January 2, 2012

GROWING UP, PART ONE: PETER PAN

“All children, except one, grow up.”  This is the way that J. M. Barrie begins the story of Peter Pan.  First, there is the truth of the matter, the part about the way things really are; then there is the anomaly, and this defiance of regulation is so enchanting and absorbing that Wendy is sucked into Peter’s world.  He is the Boy Who Wouldn’t Grow Up – not because he could not, but because he refused to.

Peter Pan is the realization of a very real childhood fear: the fear of becoming older.  This fear is what has drawn so many, both children and adults, to the character of Peter Pan.  He has escaped from the natural order of things into a world in which he will never grow old.

Why is growing up so hard to come to terms with?  Why is it terrifying?  Perhaps the fear is similar to the fear of the dark: a fear of the unseen and unknown.  As children, we do not know what will come when we are older.  It is this unpredictability that makes us wish to stay children forever.

I remember thinking about growing up when I was very young – that is, before I was ten, at which point I was struck by the inevitability of it all.  But before that I clung to the belief that, really, I would be young forever.  There were the Big Kids, those around the age of fourteen or so, whose age I would reach someday and be truly ancient.  Then there were the true grown-ups, adults like my parents, and I never really believed that I would be as old as them.  It wasn’t just that I knew I would never catch up.  It was just that I knew I would never reach their level of adultness.  It was not unlikely, but impossible.

Reality is a hard thing when you are young.  I remember the realization that I had to grow up, and it was such a hard, cold, unforgiving reality that it left me feeling rather tragic.  Peter Pan tells Wendy why he ran away from the reality of growing up, confiding it like a secret yet proud of his own defiance.  “It was because I heard father and mother talking about what I was to be when I became a man.  I don’t want ever to be a man.”

And we never quite lose that feeling.  We do grow up, because Peter never flies in our bedroom window to ask us to come away, but we always retain a memory of the growing-up fear, and we can never quite escape the feeling that growing up is rather uncomfortable.  As adults we watch children play and envy them.  We envy their innocence, their easy belief, their relative freedom from worry.  Their lot seems so simple.  They have nothing to fear but the awful truth that they will not always be young.

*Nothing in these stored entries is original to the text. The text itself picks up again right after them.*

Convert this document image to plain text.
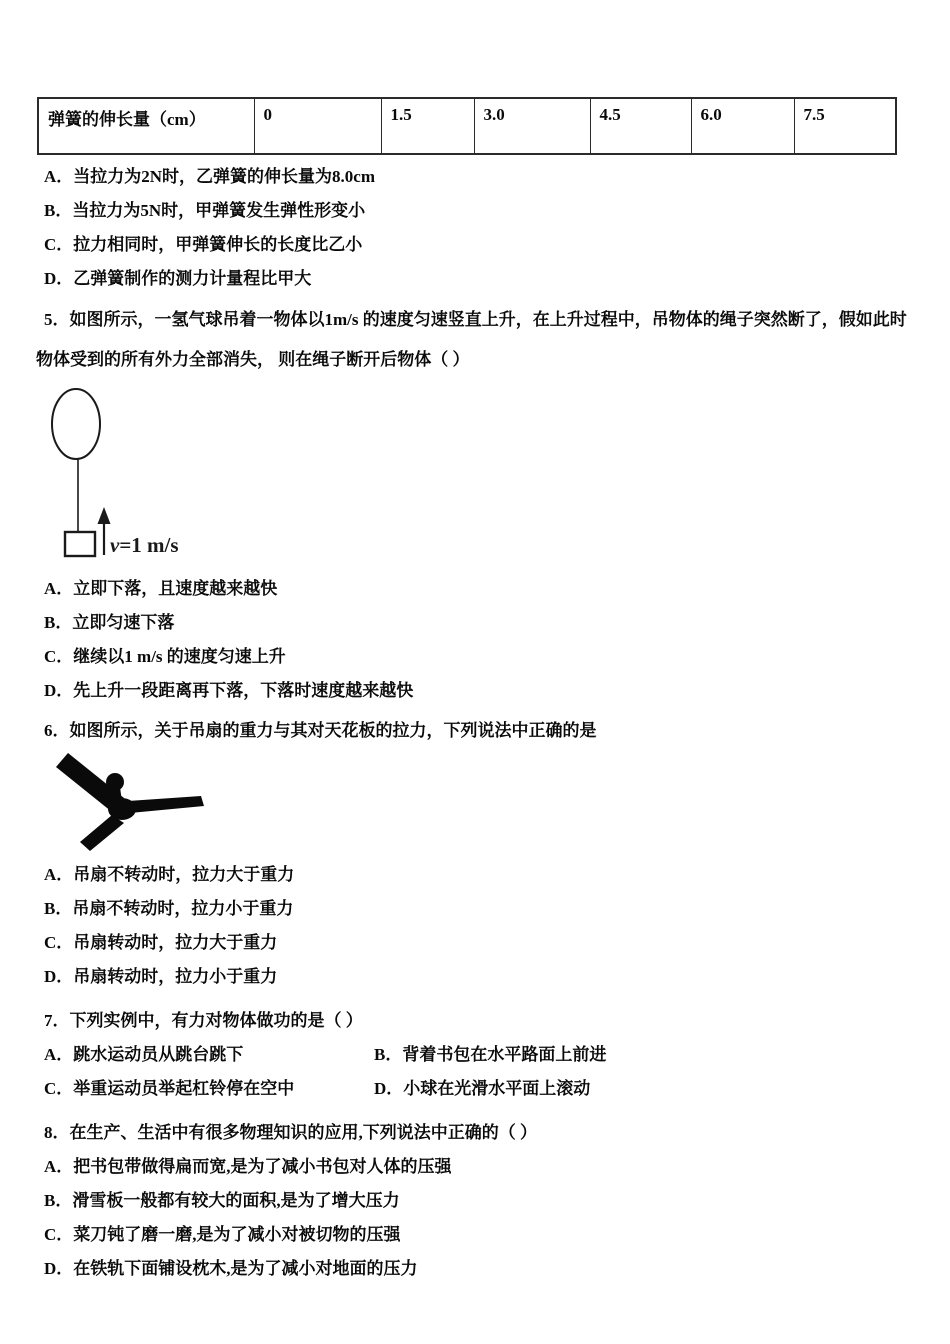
弹簧的伸长量（cm）	0	1.5	3.0	4.5	6.0	7.5
A．当拉力为2N时，乙弹簧的伸长量为8.0cm
B．当拉力为5N时，甲弹簧发生弹性形变小
C．拉力相同时，甲弹簧伸长的长度比乙小
D．乙弹簧制作的测力计量程比甲大
5．如图所示，一氢气球吊着一物体以1m/s 的速度匀速竖直上升，在上升过程中，吊物体的绳子突然断了，假如此时
物体受到的所有外力全部消失， 则在绳子断开后物体（ ）
v=1 m/s
A．立即下落，且速度越来越快
B．立即匀速下落
C．继续以1 m/s 的速度匀速上升
D．先上升一段距离再下落，下落时速度越来越快
6．如图所示，关于吊扇的重力与其对天花板的拉力，下列说法中正确的是
A．吊扇不转动时，拉力大于重力
B．吊扇不转动时，拉力小于重力
C．吊扇转动时，拉力大于重力
D．吊扇转动时，拉力小于重力
7．下列实例中，有力对物体做功的是（ ）
A．跳水运动员从跳台跳下	B．背着书包在水平路面上前进
C．举重运动员举起杠铃停在空中	D．小球在光滑水平面上滚动
8．在生产、生活中有很多物理知识的应用,下列说法中正确的（ ）
A．把书包带做得扁而宽,是为了减小书包对人体的压强
B．滑雪板一般都有较大的面积,是为了增大压力
C．菜刀钝了磨一磨,是为了减小对被切物的压强
D．在铁轨下面铺设枕木,是为了减小对地面的压力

Among the drawings of J. R. R. Tolkien is a somewhat abstract sketch titled “Grownupishness.”  The face in the drawing makes the image almost disturbing – it is the grotesque visage of an old man, and the exclamation points and question marks drawn above his head only enhance the sense of agitation.  Beneath the drawing are written a few choice descriptions: sightless, blind, well-wrapped-up.  Being grown up appears to be a very grim thing indeed.

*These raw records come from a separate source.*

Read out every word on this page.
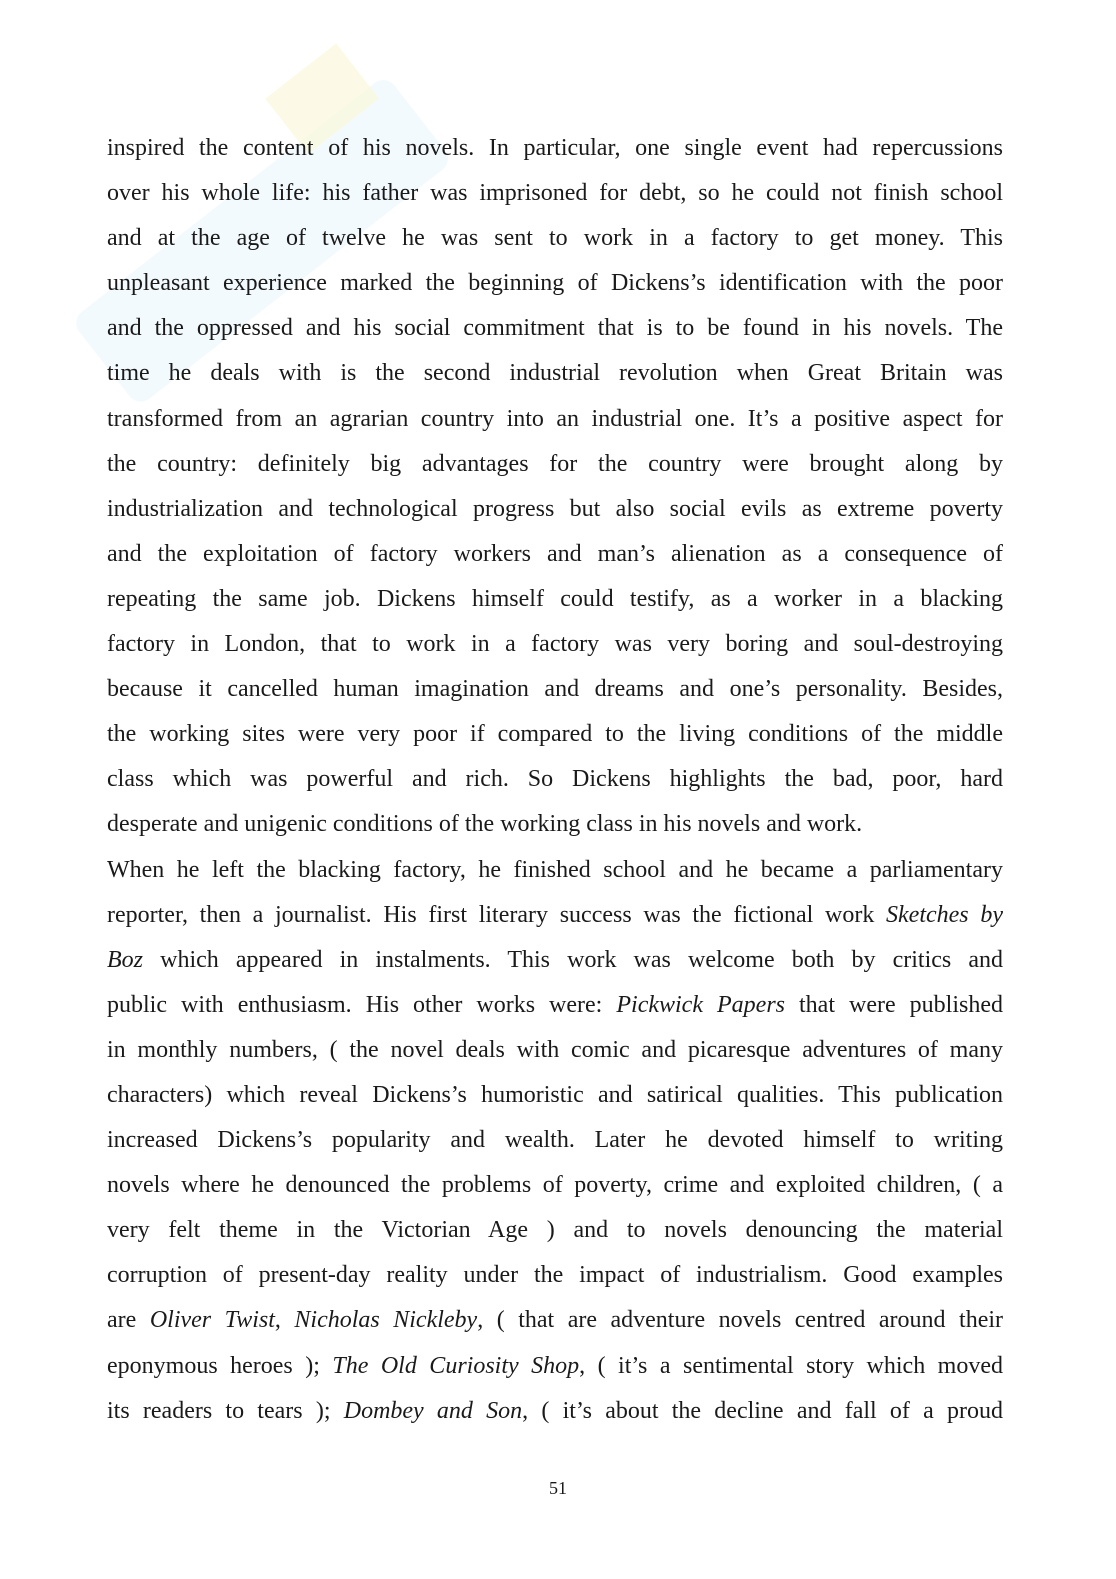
inspired the content of his novels. In particular, one single event had repercussions
over his whole life: his father was imprisoned for debt, so he could not finish school
and at the age of twelve he was sent to work in a factory to get money. This
unpleasant experience marked the beginning of Dickens’s identification with the poor
and the oppressed and his social commitment that is to be found in his novels. The
time he deals with is the second industrial revolution when Great Britain was
transformed from an agrarian country into an industrial one. It’s a positive aspect for
the country: definitely big advantages for the country were brought along by
industrialization and technological progress but also social evils as extreme poverty
and the exploitation of factory workers and man’s alienation as a consequence of
repeating the same job. Dickens himself could testify, as a worker in a blacking
factory in London, that to work in a factory was very boring and soul-destroying
because it cancelled human imagination and dreams and one’s personality. Besides,
the working sites were very poor if compared to the living conditions of the middle
class which was powerful and rich. So Dickens highlights the bad, poor, hard
desperate and unigenic conditions of the working class in his novels and work.
When he left the blacking factory, he finished school and he became a parliamentary
reporter, then a journalist. His first literary success was the fictional work Sketches by
Boz which appeared in instalments. This work was welcome both by critics and
public with enthusiasm. His other works were: Pickwick Papers that were published
in monthly numbers, ( the novel deals with comic and picaresque adventures of many
characters) which reveal Dickens’s humoristic and satirical qualities. This publication
increased Dickens’s popularity and wealth. Later he devoted himself to writing
novels where he denounced the problems of poverty, crime and exploited children, ( a
very felt theme in the Victorian Age ) and to novels denouncing the material
corruption of present-day reality under the impact of industrialism. Good examples
are Oliver Twist, Nicholas Nickleby, ( that are adventure novels centred around their
eponymous heroes ); The Old Curiosity Shop, ( it’s a sentimental story which moved
its readers to tears ); Dombey and Son, ( it’s about the decline and fall of a proud
51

Is that what we are when we become adults?  Are we sightless and blind because we no longer see the world with the same sense of wonder that we once had?  Are we endlessly trying to appear “well-wrapped-up,” while inwardly we are filled with exclamation points and question marks?  Perhaps we are the foolish ones.  Perhaps Peter Pan had the right idea.  Perhaps we have lost something invaluable which we can never regain.

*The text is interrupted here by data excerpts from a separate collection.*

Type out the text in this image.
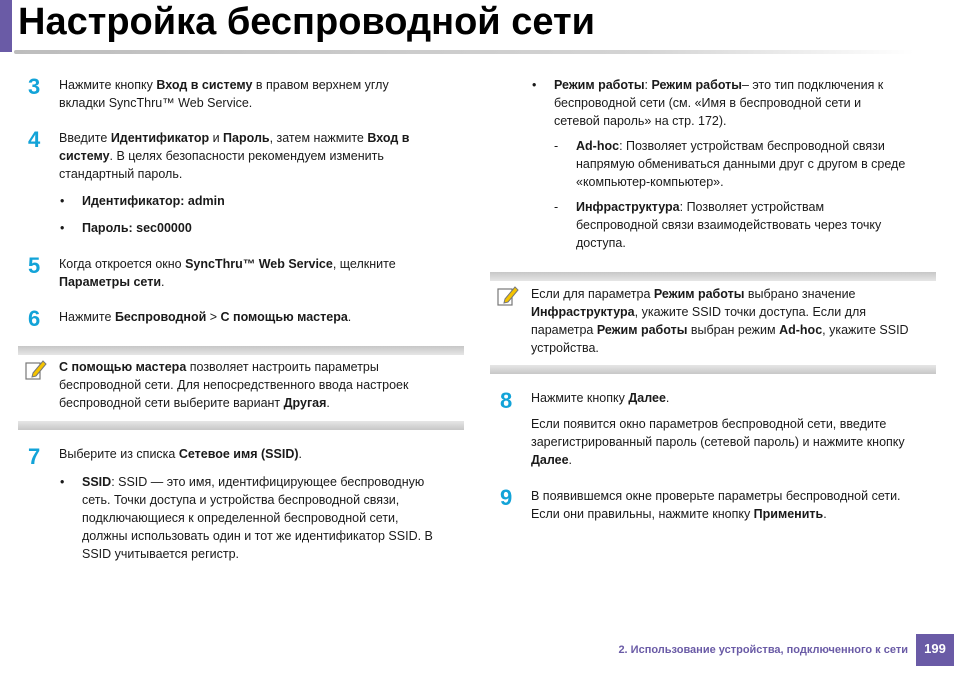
Настройка беспроводной сети
3 Нажмите кнопку Вход в систему в правом верхнем углу
вкладки SyncThru™ Web Service.
4 Введите Идентификатор и Пароль, затем нажмите Вход в
систему. В целях безопасности рекомендуем изменить
стандартный пароль.
• Идентификатор: admin
• Пароль: sec00000
5 Когда откроется окно SyncThru™ Web Service, щелкните
Параметры сети.
6 Нажмите Беспроводной > С помощью мастера.
С помощью мастера позволяет настроить параметры
беспроводной сети. Для непосредственного ввода настроек
беспроводной сети выберите вариант Другая.
7 Выберите из списка Сетевое имя (SSID).
• SSID: SSID — это имя, идентифицирующее беспроводную
сеть. Точки доступа и устройства беспроводной связи,
подключающиеся к определенной беспроводной сети,
должны использовать один и тот же идентификатор SSID. В
SSID учитывается регистр.
• Режим работы: Режим работы– это тип подключения к
беспроводной сети (см. «Имя в беспроводной сети и
сетевой пароль» на стр. 172).
- Ad-hoc: Позволяет устройствам беспроводной связи
напрямую обмениваться данными друг с другом в среде
«компьютер-компьютер».
- Инфраструктура: Позволяет устройствам
беспроводной связи взаимодействовать через точку
доступа.
Если для параметра Режим работы выбрано значение
Инфраструктура, укажите SSID точки доступа. Если для
параметра Режим работы выбран режим Ad-hoc, укажите SSID
устройства.
8 Нажмите кнопку Далее.
Если появится окно параметров беспроводной сети, введите
зарегистрированный пароль (сетевой пароль) и нажмите кнопку
Далее.
9 В появившемся окне проверьте параметры беспроводной сети.
Если они правильны, нажмите кнопку Применить.
2. Использование устройства, подключенного к сети	199
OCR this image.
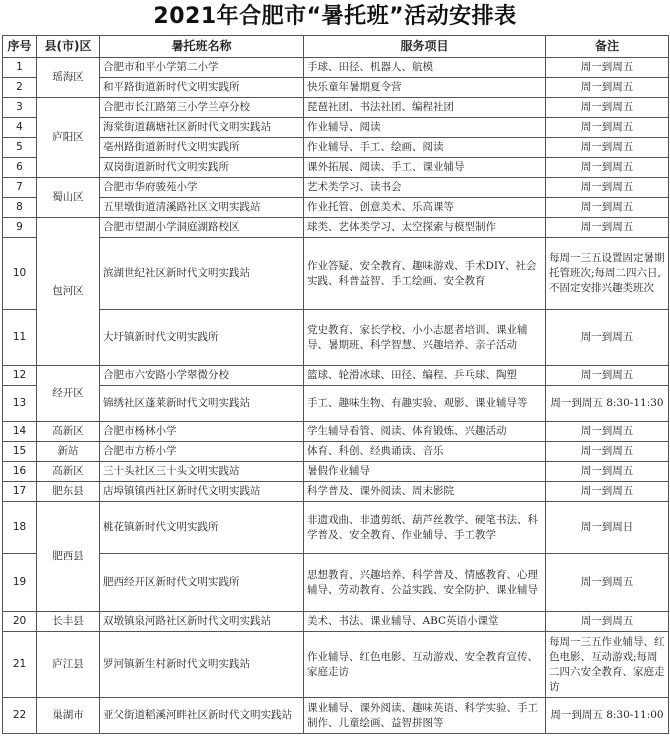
2021年合肥市“暑托班”活动安排表
序号	县(市)区	暑托班名称	服务项目	备注
1	瑶海区	合肥市和平小学第二小学	手球、田径、机器人、航模	周一到周五
2		和平路街道新时代文明实践所	快乐童年暑期夏令营	周一到周五
3	庐阳区	合肥市长江路第三小学兰亭分校	琵琶社团、书法社团、编程社团	周一到周五
4		海棠街道藕塘社区新时代文明实践站	作业辅导、阅读	周一到周五
5		亳州路街道新时代文明实践所	作业辅导、手工、绘画、阅读	周一到周五
6		双岗街道新时代文明实践所	课外拓展、阅读、手工、课业辅导	周一到周五
7	蜀山区	合肥市华府骏苑小学	艺术类学习、读书会	周一到周五
8		五里墩街道清溪路社区文明实践站	作业托管、创意美术、乐高课等	周一到周五
9	包河区	合肥市望湖小学洞庭湖路校区	球类、艺体类学习、太空探索与模型制作	周一到周五
10		滨湖世纪社区新时代文明实践站	作业答疑、安全教育、趣味游戏、手术DIY、社会实践、科普益智、手工绘画、安全教育	每周一三五设置固定暑期托管班次;每周二四六日,不固定安排兴趣类班次
11		大圩镇新时代文明实践所	党史教育、家长学校、小小志愿者培训、课业辅导、暑期班、科学智慧、兴趣培养、亲子活动	周一到周五
12	经开区	合肥市六安路小学翠微分校	篮球、轮滑冰球、田径、编程、乒乓球、陶塑	周一到周五
13		锦绣社区蓬莱新时代文明实践站	手工、趣味生物、有趣实验、观影、课业辅导等	周一到周五 8:30-11:30
14	高新区	合肥市杨林小学	学生辅导看管、阅读、体育锻炼、兴趣活动	周一到周五
15	新站	合肥市方桥小学	体育、科创、经典诵读、音乐	周一到周五
16	高新区	三十头社区三十头文明实践站	暑假作业辅导	周一到周五
17	肥东县	店埠镇镇西社区新时代文明实践站	科学普及、课外阅读、周末影院	周一到周五
18	肥西县	桃花镇新时代文明实践所	非遗戏曲、非遗剪纸、葫芦丝教学、硬笔书法、科学普及、安全教育、作业辅导、手工教学	周一到周日
19		肥西经开区新时代文明实践所	思想教育、兴趣培养、科学普及、情感教育、心理辅导、劳动教育、公益实践、安全防护、课业辅导	周一到周五
20	长丰县	双墩镇泉河路社区新时代文明实践站	美术、书法、课业辅导、ABC英语小课堂	周一到周五
21	庐江县	罗河镇新生村新时代文明实践站	作业辅导、红色电影、互动游戏、安全教育宣传、家庭走访	每周一三五作业辅导、红色电影、互动游戏;每周二四六安全教育、家庭走访
22	巢湖市	亚父街道稻溪河畔社区新时代文明实践站	课业辅导、课外阅读、趣味英语、科学实验、手工制作、儿童绘画、益智拼图等	周一到周五 8:30-11:00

But let us return to Peter’s story.  It concludes as he returns for Wendy, but she refuses to fly away with him.  “I am old, Peter,” she says.  “I am ever so much more than twenty.”  She cries as she explains to him the way of things – not for herself, but for him.  Peter’s story does not leave us mourning for childhood lost, but mourning for Peter.  He has trapped himself in a fear that he will never escape, a fear which keeps him frozen in youthfulness.  The Neverland is not quite the beautiful, idyllic island that it seems.  The grimness of it is found in the gloomy corners of “never.” 

We are never given the choice that is offered to Wendy – we must always grow up, whether we want to or not.  We will always be afraid, whether or not the fear is admitted.  We try to ease ourselves into adulthood through our teenage years.  Even so, growing up is difficult.  It is never painless.  We must simply endure the pain, knowing that Peter’s alternative, though tempting, is the worse fate.  To never grow up is to be trapped inside the cold emptiness of Never.